I’m 60 and have $1 million in my retirement accounts. My house needs a new roof. Should I use my savings to cover the repairs?

Dear MarketWatch,

I am single and own a home on which I have deferred repairs, such as a new roof and an upgraded electrical system. The house was built in 1925, and the prior homeowner remodeled but did not bother with the electrical upgrade. 

I would like to get solar installed, but that requires a massive upgrade to the electrical.  As I am now 60 and still working, and have a little over $1 million saved in my retirement account, I don’t know if I should withdraw some of the money and address the needed repairs.

I am still working but at a job that pays me far less than I used to make, so being able to afford the repairs would require the withdrawal. I intend to work until I am at least 67.  My mortgage will be for another 10 years after I retire. 

With all the work I need to have done on the house, I am assuming I may have to put upwards of $100,000 into my home.  The house is worth $700,000 in the current market.  Do I have any choice?


Repairs vs. Retirement

The Big Move’ is a MarketWatch column looking at the ins and outs of real estate, from navigating the search for a new home to applying for a mortgage.

Do you have a question about buying or selling a home? Do you want to know where your next move should be? Email Jacob Passy at TheBigMove@marketwatch.com.

Dear Repairs,

These are the expensive perils of being a homeowner — and why buying a home doesn’t always make the most financial sense for everyone. While owning a home offers people a chance to lock in their housing costs and not need to worry about rising rents, it comes with added responsibility. Home improvement projects don’t come cheap — and don’t necessarily offer any sort of return on investment, either.

Staring down major repairs like a new roof or an electrical upgrade can be daunting, particularly for someone in your situation who is relying on a single income. And when one has amassed as much as you have in savings, it’s tempting to want to fall back on them in difficult times.

I must caution you, though, against treating your retirement savings as a rainy-day fund. Yes, you need to patch the holes in your roof to have shelter against the literal rainy days. But you also need financial protection for the figurative rainy days in the future.

You have less than a decade until your planned retirement date, which leaves you with not much time to rebuild any retirement savings you might deplete with such a strategy, especially because many retirement accounts have contribution limits.

Plus, you need to consider the major costs that can come with using your retirement funds in this manner. Distributions from IRAs and 401(k)s are taxed as ordinary income. That could quickly put you in a higher tax bracket.
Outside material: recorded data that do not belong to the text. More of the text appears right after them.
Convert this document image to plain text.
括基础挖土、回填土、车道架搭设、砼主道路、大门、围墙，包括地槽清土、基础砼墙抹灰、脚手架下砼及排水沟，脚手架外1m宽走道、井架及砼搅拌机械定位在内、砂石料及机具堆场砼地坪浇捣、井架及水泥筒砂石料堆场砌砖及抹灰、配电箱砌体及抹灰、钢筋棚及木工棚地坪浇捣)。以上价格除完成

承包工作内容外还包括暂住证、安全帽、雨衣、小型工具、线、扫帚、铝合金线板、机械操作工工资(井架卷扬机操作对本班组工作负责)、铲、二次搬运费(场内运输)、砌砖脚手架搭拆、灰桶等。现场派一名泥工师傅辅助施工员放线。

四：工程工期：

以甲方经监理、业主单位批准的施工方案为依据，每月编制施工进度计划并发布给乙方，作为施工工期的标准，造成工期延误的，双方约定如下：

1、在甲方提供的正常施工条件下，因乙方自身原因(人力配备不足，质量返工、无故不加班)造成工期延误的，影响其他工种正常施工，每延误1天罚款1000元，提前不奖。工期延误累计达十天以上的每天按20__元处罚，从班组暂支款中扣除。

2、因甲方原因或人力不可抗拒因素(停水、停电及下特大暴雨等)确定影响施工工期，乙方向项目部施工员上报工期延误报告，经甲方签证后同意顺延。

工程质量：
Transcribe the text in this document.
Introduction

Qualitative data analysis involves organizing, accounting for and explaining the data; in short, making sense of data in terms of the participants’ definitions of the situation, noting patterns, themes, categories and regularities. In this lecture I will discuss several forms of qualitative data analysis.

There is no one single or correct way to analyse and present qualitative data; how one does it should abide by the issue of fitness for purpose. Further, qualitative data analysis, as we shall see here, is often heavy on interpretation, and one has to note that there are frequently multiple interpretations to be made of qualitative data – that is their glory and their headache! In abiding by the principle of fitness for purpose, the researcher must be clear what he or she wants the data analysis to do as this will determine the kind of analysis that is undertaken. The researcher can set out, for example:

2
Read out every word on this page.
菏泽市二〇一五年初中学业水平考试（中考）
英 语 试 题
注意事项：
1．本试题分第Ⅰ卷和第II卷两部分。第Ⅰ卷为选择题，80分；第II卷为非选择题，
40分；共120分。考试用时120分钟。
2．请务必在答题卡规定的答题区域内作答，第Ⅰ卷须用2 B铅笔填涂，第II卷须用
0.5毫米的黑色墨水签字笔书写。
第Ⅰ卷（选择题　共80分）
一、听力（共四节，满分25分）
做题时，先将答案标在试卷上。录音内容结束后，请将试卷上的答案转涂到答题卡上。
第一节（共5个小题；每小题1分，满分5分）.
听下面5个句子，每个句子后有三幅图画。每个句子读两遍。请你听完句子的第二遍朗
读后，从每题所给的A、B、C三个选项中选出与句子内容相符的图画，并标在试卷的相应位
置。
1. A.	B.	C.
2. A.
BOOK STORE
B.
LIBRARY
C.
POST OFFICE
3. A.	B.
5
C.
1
“If you bump yourself up from a 12% tax rate to a 22% tax rate, you’re in essence paying the government a 10% premium to access your money,” said Brian Schmehil, director of wealth management at The Mather Group, an independent wealth management firm in Chicago. “You will also lose out on future tax-deferred growth of those funds.”

You’ll typically be taxed on money you withdraw from retirement accounts, and doing so could put you in a higher tax bracket.

Instead, a better approach would be taking out a home equity line of credit or refinancing your mortgage to cash out some of the equity you’ve built up in order to fund these improvements. You may also be able to take out a construction loan, given the cost and scale of the needed repairs. Getting a new loan would leave your retirement funds intact, and with interest rates as low as they are now it might not be too burdensome, setting aside the expenses tied to closing costs and application fees.

Before you go to the trouble of applying for a loan, take the time to do a financial self-check. My concern is that you could be in over your head with this home. Right now, it’s the roof and the electrical system. Tomorrow, it could be the plumbing or the central heating. The next day it could be something else.

You’re just years away from being on a fixed income. Yes, $1 million may seem like a lot of money to have saved away for retiring, but you’d be shocked how fast it can go when you factor in the costs of getting older — not even accounting for wanting to spend some of that money to enjoy your retirement.

It sounds like you may be living in something of a fixer-upper. Projects like those are best suited for those who are young in age, not just young at heart. Consider whether you can afford to stay where you are now. Instead of spending $100,000 on Band-Aids, think about whether it might be more worthwhile to downsize to a smaller, more affordable home that’s in better shape. The time to make such a move is when you’re coming from a place of financial strength, as you seem to be now.